Me Bouchachi opposé aux « poursuites sélectives », critique le discours de Gaïd-Salah

Younes Djama et A. Ait Ouazi, TSA, 24 Avril 2019

Me Mustapha Bouchachi a estimé ce mercredi à Tizi Ouzou qu’« il y a bien des arrières-pensées politiques derrière les poursuites judiciaires lancées contre des hommes d’affaires ».

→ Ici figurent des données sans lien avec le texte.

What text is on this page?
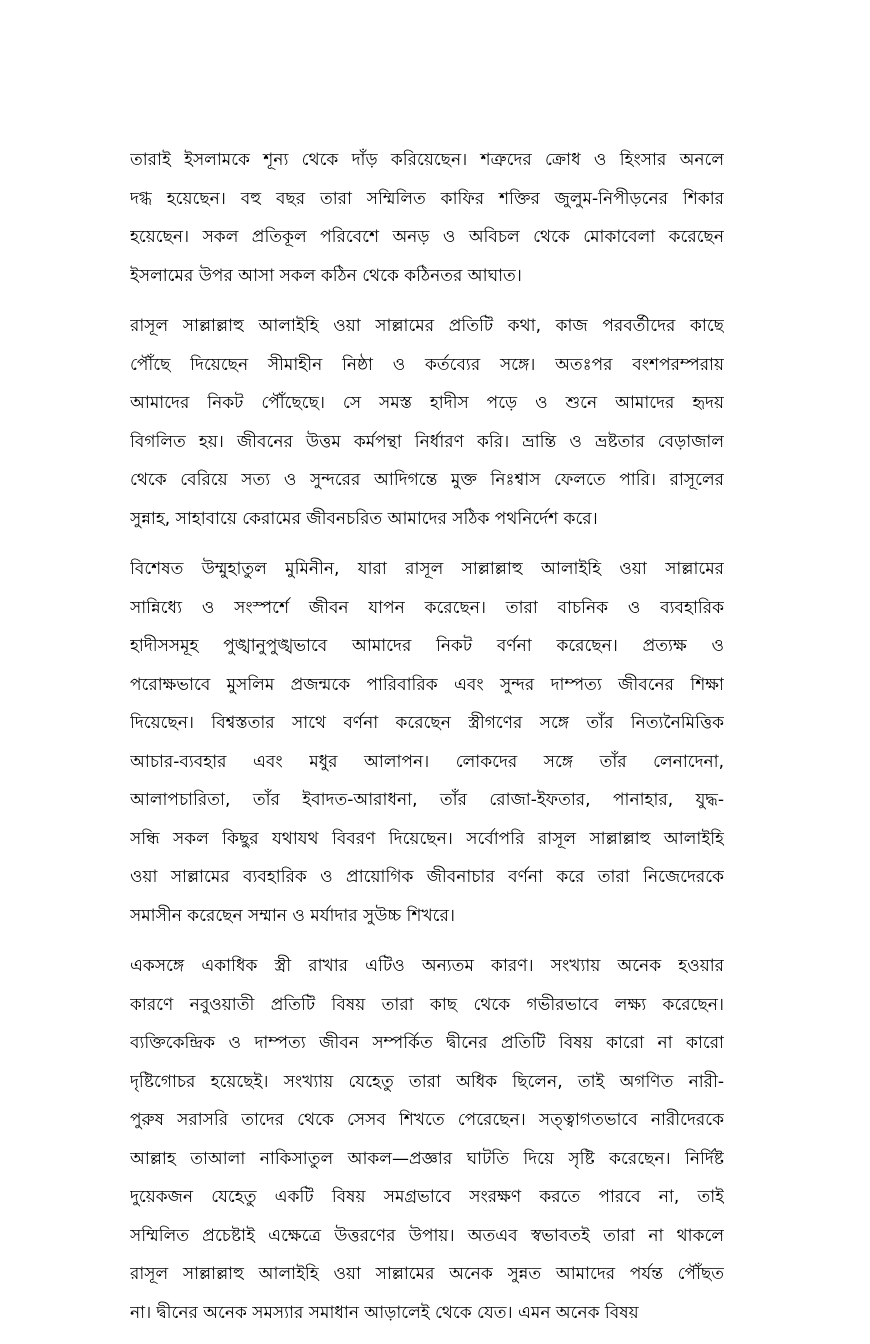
তারাই ইসলামকে শূন্য থেকে দাঁড় করিয়েছেন। শত্রুদের ক্রোধ ও হিংসার অনলে
দগ্ধ হয়েছেন। বহু বছর তারা সম্মিলিত কাফির শক্তির জুলুম-নিপীড়নের শিকার
হয়েছেন। সকল প্রতিকূল পরিবেশে অনড় ও অবিচল থেকে মোকাবেলা করেছেন
ইসলামের উপর আসা সকল কঠিন থেকে কঠিনতর আঘাত।
রাসূল সাল্লাল্লাহু আলাইহি ওয়া সাল্লামের প্রতিটি কথা, কাজ পরবর্তীদের কাছে
পৌঁছে দিয়েছেন সীমাহীন নিষ্ঠা ও কর্তব্যের সঙ্গে। অতঃপর বংশপরম্পরায়
আমাদের নিকট পৌঁছেছে। সে সমস্ত হাদীস পড়ে ও শুনে আমাদের হৃদয়
বিগলিত হয়। জীবনের উত্তম কর্মপন্থা নির্ধারণ করি। ভ্রান্তি ও ভ্রষ্টতার বেড়াজাল
থেকে বেরিয়ে সত্য ও সুন্দরের আদিগন্তে মুক্ত নিঃশ্বাস ফেলতে পারি। রাসূলের
সুন্নাহ, সাহাবায়ে কেরামের জীবনচরিত আমাদের সঠিক পথনির্দেশ করে।
বিশেষত উম্মুহাতুল মুমিনীন, যারা রাসূল সাল্লাল্লাহু আলাইহি ওয়া সাল্লামের
সান্নিধ্যে ও সংস্পর্শে জীবন যাপন করেছেন। তারা বাচনিক ও ব্যবহারিক
হাদীসসমূহ পুঙ্খানুপুঙ্খভাবে আমাদের নিকট বর্ণনা করেছেন। প্রত্যক্ষ ও
পরোক্ষভাবে মুসলিম প্রজন্মকে পারিবারিক এবং সুন্দর দাম্পত্য জীবনের শিক্ষা
দিয়েছেন। বিশ্বস্ততার সাথে বর্ণনা করেছেন স্ত্রীগণের সঙ্গে তাঁর নিত্যনৈমিত্তিক
আচার-ব্যবহার এবং মধুর আলাপন। লোকদের সঙ্গে তাঁর লেনাদেনা,
আলাপচারিতা, তাঁর ইবাদত-আরাধনা, তাঁর রোজা-ইফতার, পানাহার, যুদ্ধ-
সন্ধি সকল কিছুর যথাযথ বিবরণ দিয়েছেন। সর্বোপরি রাসূল সাল্লাল্লাহু আলাইহি
ওয়া সাল্লামের ব্যবহারিক ও প্রায়োগিক জীবনাচার বর্ণনা করে তারা নিজেদেরকে
সমাসীন করেছেন সম্মান ও মর্যাদার সুউচ্চ শিখরে।
একসঙ্গে একাধিক স্ত্রী রাখার এটিও অন্যতম কারণ। সংখ্যায় অনেক হওয়ার
কারণে নবুওয়াতী প্রতিটি বিষয় তারা কাছ থেকে গভীরভাবে লক্ষ্য করেছেন।
ব্যক্তিকেন্দ্রিক ও দাম্পত্য জীবন সম্পর্কিত দ্বীনের প্রতিটি বিষয় কারো না কারো
দৃষ্টিগোচর হয়েছেই। সংখ্যায় যেহেতু তারা অধিক ছিলেন, তাই অগণিত নারী-
পুরুষ সরাসরি তাদের থেকে সেসব শিখতে পেরেছেন। সত্ত্বাগতভাবে নারীদেরকে
আল্লাহ তাআলা নাকিসাতুল আকল—প্রজ্ঞার ঘাটতি দিয়ে সৃষ্টি করেছেন। নির্দিষ্ট
দুয়েকজন যেহেতু একটি বিষয় সমগ্রভাবে সংরক্ষণ করতে পারবে না, তাই
সম্মিলিত প্রচেষ্টাই এক্ষেত্রে উত্তরণের উপায়। অতএব স্বভাবতই তারা না থাকলে
রাসূল সাল্লাল্লাহু আলাইহি ওয়া সাল্লামের অনেক সুন্নত আমাদের পর্যন্ত পৌঁছত
না। দ্বীনের অনেক সমস্যার সমাধান আড়ালেই থেকে যেত। এমন অনেক বিষয়
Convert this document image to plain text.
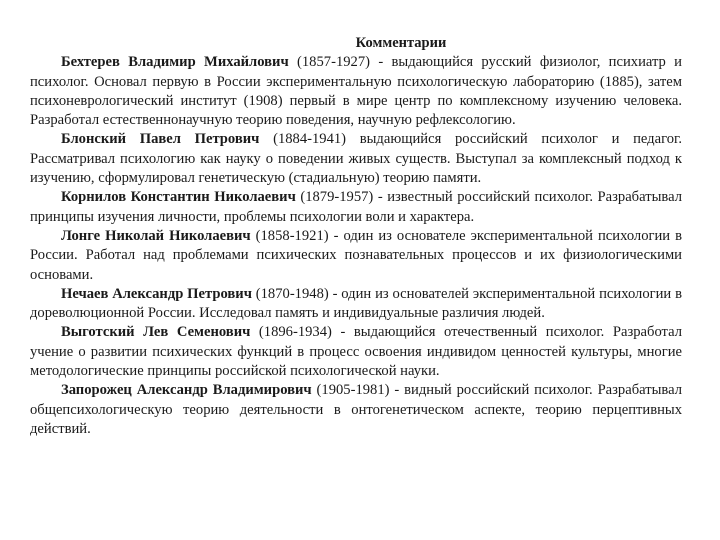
Комментарии

Бехтерев Владимир Михайлович (1857-1927) - выдающийся русский физиолог, психиатр и психолог. Основал первую в России экспериментальную психологическую лабораторию (1885), затем психоневрологический институт (1908) первый в мире центр по комплексному изучению человека. Разработал естественнонаучную теорию поведения, научную рефлексологию.

Блонский Павел Петрович (1884-1941) выдающийся российский психолог и педагог. Рассматривал психологию как науку о поведении живых существ. Выступал за комплексный подход к изучению, сформулировал генетическую (стадиальную) теорию памяти.

Корнилов Константин Николаевич (1879-1957) - известный российский психолог. Разрабатывал принципы изучения личности, проблемы психологии воли и характера.

Лонге Николай Николаевич (1858-1921) - один из основателе экспериментальной психологии в России. Работал над проблемами психических познавательных процессов и их физиологическими основами.

Нечаев Александр Петрович (1870-1948) - один из основателей экспериментальной психологии в дореволюционной России. Исследовал память и индивидуальные различия людей.

Выготский Лев Семенович (1896-1934) - выдающийся отечественный психолог. Разработал учение о развитии психических функций в процесс освоения индивидом ценностей культуры, многие методологические принципы российской психологической науки.

Запорожец Александр Владимирович (1905-1981) - видный российский психолог. Разрабатывал общепсихологическую теорию деятельности в онтогенетическом аспекте, теорию перцептивных действий.
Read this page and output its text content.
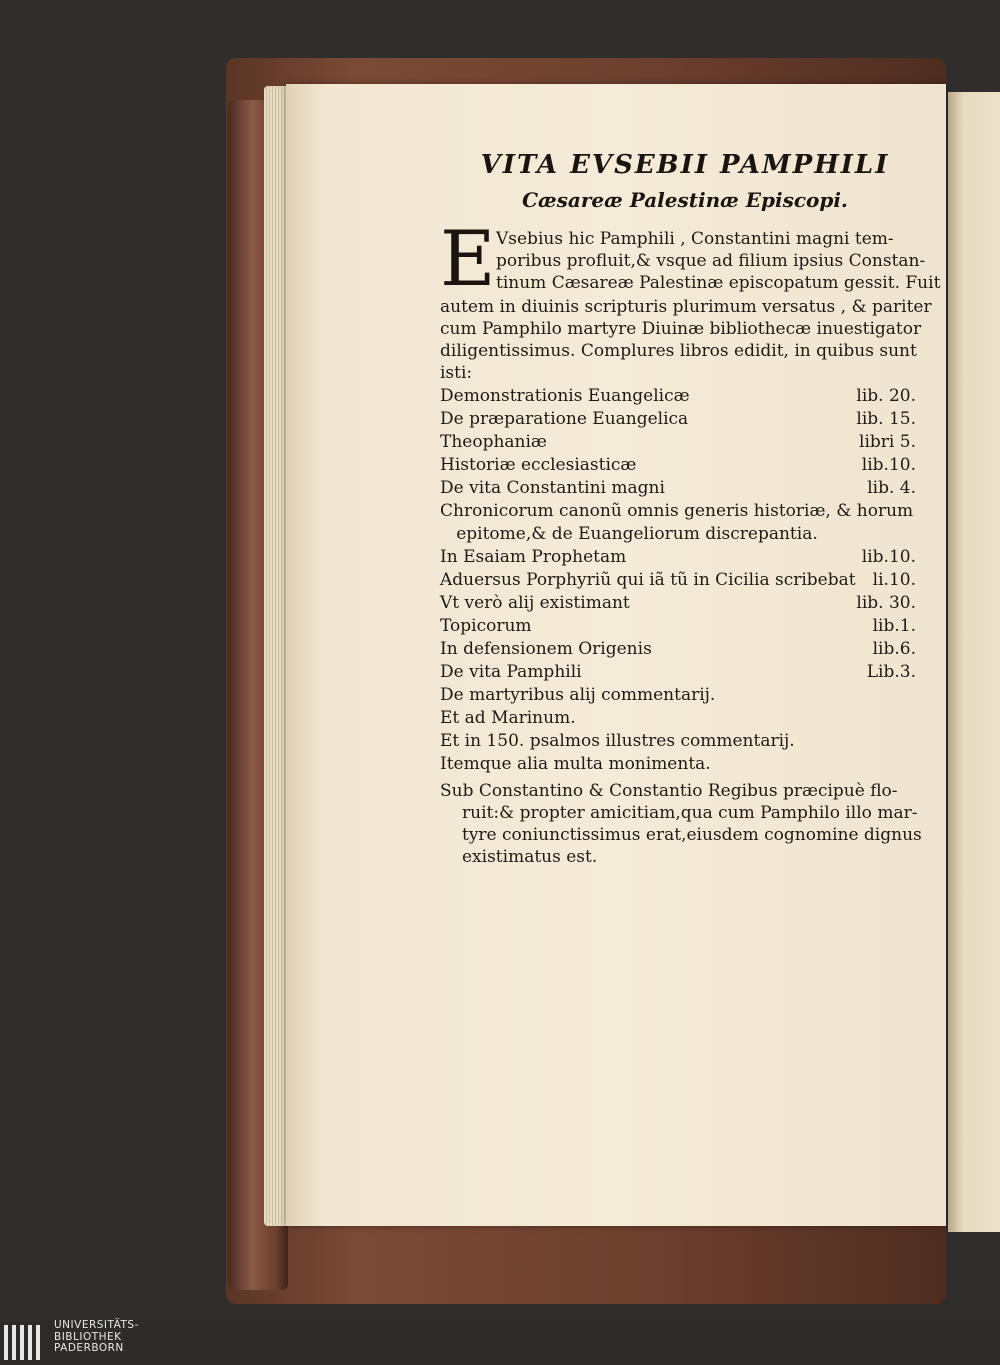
VITA EVSEBII PAMPHILI
Cæsareæ Palestinæ Episcopi.
E Vsebius hic Pamphili , Constantini magni tem-
poribus profluit,& vsque ad filium ipsius Constan-
tinum Cæsareæ Palestinæ episcopatum gessit. Fuit
autem in diuinis scripturis plurimum versatus , & pariter
cum Pamphilo martyre Diuinæ bibliothecæ inuestigator
diligentissimus. Complures libros edidit, in quibus sunt
isti:
Demonstrationis Euangelicæ	lib. 20.
De præparatione Euangelica	lib. 15.
Theophaniæ	libri 5.
Historiæ ecclesiasticæ	lib.10.
De vita Constantini magni	lib. 4.
Chronicorum canonũ omnis generis historiæ, & horum
epitome,& de Euangeliorum discrepantia.
In Esaiam Prophetam	lib.10.
Aduersus Porphyriũ qui iã tũ in Cicilia scribebat li.10.
Vt verò alij existimant	lib. 30.
Topicorum	lib.1.
In defensionem Origenis	lib.6.
De vita Pamphili	Lib.3.
De martyribus alij commentarij.
Et ad Marinum.
Et in 150. psalmos illustres commentarij.
Itemque alia multa monimenta.
Sub Constantino & Constantio Regibus præcipuè flo-
ruit:& propter amicitiam,qua cum Pamphilo illo mar-
tyre coniunctissimus erat,eiusdem cognomine dignus
existimatus est.

UNIVERSITÄTS-
BIBLIOTHEK
PADERBORN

« Avant de poursuivre des hommes d’affaires, il faut d’abord poursuivre ceux qui leur ont permis de commettre ces infractions aux lois », a remarqué Me Bouchachi lors d’une conférence-débat à l’université de Tizi Ouzou. 

« Il faut poursuivre les vrais criminels d’abord avant de se tourner vers leurs complices. Nous sommes favorables aux poursuites mais non aux poursuites sélectives, non à l’instrumentalisation de la justice », a-t-il insisté estimant que « seule une véritable démocratie consacrant une justice indépendante permettra des poursuites justes ».

L’avocat et militant des droits de l’Homme a souligné toutefois qu’il n’était pas contre la lutte anti-corruption.

« Notre pays fonctionnait avec le téléphone : donne à untel et pas à untel autre. Donne-lui tel port ou telle usine. Donne-lui 30 millions de dollars de crédit ou ne donne pas à untel autre. C’est de cette façon que les choses fonctionnaient. Mais avant de poursuivre les hommes d’affaires, nous devons d’abord poursuivre les personnes et les véritables criminels qui leur donnaient. On ne commence pas avec les partenaires », a-t-il insisté.

« Nous sommes pour les poursuites en justice, mais nous disons (…) qu’on ne doit pas utiliser la justice de cette façon, et donner d’elle une mauvaise image (…) la « 3issaba » a mis en place en 2015 une loi stipulant qu’il n’y aura pas de poursuite seulement si une plainte du Conseil d’administration de l’entreprise est déposée. Est-ce que la loi a changé depuis ? Non, la loi n’a pas changé. Il n’y a pas eu de plaintes », a rappelé l’avocat qui se dit favorable à la poursuite des véritables instigateurs pour ensuite se tourner vers les partenaires. « On ne doit pas utiliser la justice pour détourner l’attention du peuple de sa véritable revendication pour le passage vers une véritable démocratie ».

Poursuivant sa conférence, Mustapha Bouchachi a estimé que « les mesures conservatoires sont nécessaires pour empêcher la fuite des richesses du peuple vers l’étranger » mais se dit convaincu que les poursuites actuelles n’ont d’objectif que de faire oublier au peuple sa revendication principale, à savoir le départ du système.

Commentant le discours prononcé mardi par Gaïd-Salah, Me Bouchachi a dit « être pessimiste » avant de le rejeter complètement. Pour lui, il consacre « un recul quant à l’application de la volonté du peuple » et montre même qu’ « il n’est pas animé d’une réelle volonté de changer le système ».

« Ce que veut le peuple n’est pas une ouverture démocratique mais une véritable transition vers un régime démocratique. Aujourd’hui, tout le monde veut que l’institution militaire accompagne la transition mais personne ne veut qu’elle impose un agenda de maintien du système « , a-t-il souligné.

Abordant la solution à la crise, Me Bouchachi a estimé qu’elle ne peut être dans la Constitution mais qu’elle est d’ordre politique avec la mise en place d’une présidence collégiale qui va gérer la transition.